A study done by a Japanese research team showed that monkeys near the Fukushima region, which was affected by the nuclear power plant, possess lesser blood cell counts than those monkeys living away from the area. The paper was published in the journal Nature Scientific Reports.

The researchers wrote that the decrease in blood count could be because of exposure to radioactive material, though there have been no specific evidence to prove this. It is being said that as a result of low blood count, the monkeys are more viable to diseases as their immune systems have been weakened to a certain extent. 

The research involved the comparison of the levels in the white and red blood cells of macaques present in the area 70 kilometres from the Fukushima nuclear plant with that of monkeys living at a distance of 400 kilometres away in the area of Shimokita Peninsula.

The researchers noted that the monkeys belonging to the region close to the Fukushima nuclear power plant had lesser blood counts when compared to their Shimokita cousins.

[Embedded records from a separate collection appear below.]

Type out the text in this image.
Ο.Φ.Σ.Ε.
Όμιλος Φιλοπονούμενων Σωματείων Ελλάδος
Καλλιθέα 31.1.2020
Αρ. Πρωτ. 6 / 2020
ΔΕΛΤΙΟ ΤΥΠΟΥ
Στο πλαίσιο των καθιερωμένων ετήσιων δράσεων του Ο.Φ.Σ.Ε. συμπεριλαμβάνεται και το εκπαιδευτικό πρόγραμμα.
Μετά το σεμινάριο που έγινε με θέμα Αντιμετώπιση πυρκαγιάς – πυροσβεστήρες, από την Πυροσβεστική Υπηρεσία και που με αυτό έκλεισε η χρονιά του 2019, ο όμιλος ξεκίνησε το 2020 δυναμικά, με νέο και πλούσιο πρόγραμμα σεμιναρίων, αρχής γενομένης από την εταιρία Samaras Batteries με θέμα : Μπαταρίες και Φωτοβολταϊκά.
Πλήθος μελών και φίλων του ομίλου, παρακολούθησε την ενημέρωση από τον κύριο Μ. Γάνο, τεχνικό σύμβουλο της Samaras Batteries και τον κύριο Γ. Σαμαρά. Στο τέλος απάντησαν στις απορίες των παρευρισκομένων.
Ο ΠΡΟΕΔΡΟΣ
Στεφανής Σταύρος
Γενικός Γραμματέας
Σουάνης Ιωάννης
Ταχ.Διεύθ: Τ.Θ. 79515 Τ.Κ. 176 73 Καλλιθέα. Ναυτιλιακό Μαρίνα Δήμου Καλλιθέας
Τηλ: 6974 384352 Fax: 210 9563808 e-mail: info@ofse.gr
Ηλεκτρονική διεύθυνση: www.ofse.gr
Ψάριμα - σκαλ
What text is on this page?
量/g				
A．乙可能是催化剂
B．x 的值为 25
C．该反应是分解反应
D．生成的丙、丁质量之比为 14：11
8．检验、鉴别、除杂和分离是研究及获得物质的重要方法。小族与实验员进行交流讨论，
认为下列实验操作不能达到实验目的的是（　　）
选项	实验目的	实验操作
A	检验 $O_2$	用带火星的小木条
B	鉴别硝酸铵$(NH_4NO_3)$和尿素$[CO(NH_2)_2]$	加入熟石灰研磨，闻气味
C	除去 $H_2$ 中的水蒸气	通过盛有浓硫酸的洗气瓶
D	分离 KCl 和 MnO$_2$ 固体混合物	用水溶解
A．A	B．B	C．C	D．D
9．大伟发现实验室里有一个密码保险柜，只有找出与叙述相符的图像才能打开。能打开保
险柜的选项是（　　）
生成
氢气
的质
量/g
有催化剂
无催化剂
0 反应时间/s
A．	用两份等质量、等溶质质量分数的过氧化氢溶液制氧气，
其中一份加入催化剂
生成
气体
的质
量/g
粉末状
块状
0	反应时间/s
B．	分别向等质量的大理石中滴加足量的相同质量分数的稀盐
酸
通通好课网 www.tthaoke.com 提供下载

The study's purpose was to identify the effects on health due to long-term radioactive exposure on macaques, keeping in mind the earthquake and nuclear meltdown that took place in Mukushima in the year 2011.

A biologist from the University of South Carolina suggested that the findings of the study was consistent with a study undertaken by his team which showed that children living around Chernobyl had lesser red blood cells and haemoglobin content.

The research term explained that such a study will help contribute to how it would affect humans as well as the macaques are human's closest relatives. The research method adopted was criticised by many.

Environmental science professor at the University of Portsmouth, Jim Smith, explained that the dosage that the study undertook has no significant effect on the count of the blood cells in the monkeys. He continued that the low cell counts in the monkeys in Fukushima is not due to radiation.

Another professor, Geraldine Thomas, added that the doses of radiation that the monkeys would have received is much lower than that of what a human receives while they travel on a flight from London to Tokyo. She explained that the decrease in blood count could be because of factors like environmental changes that the tsunami brought or a new diet.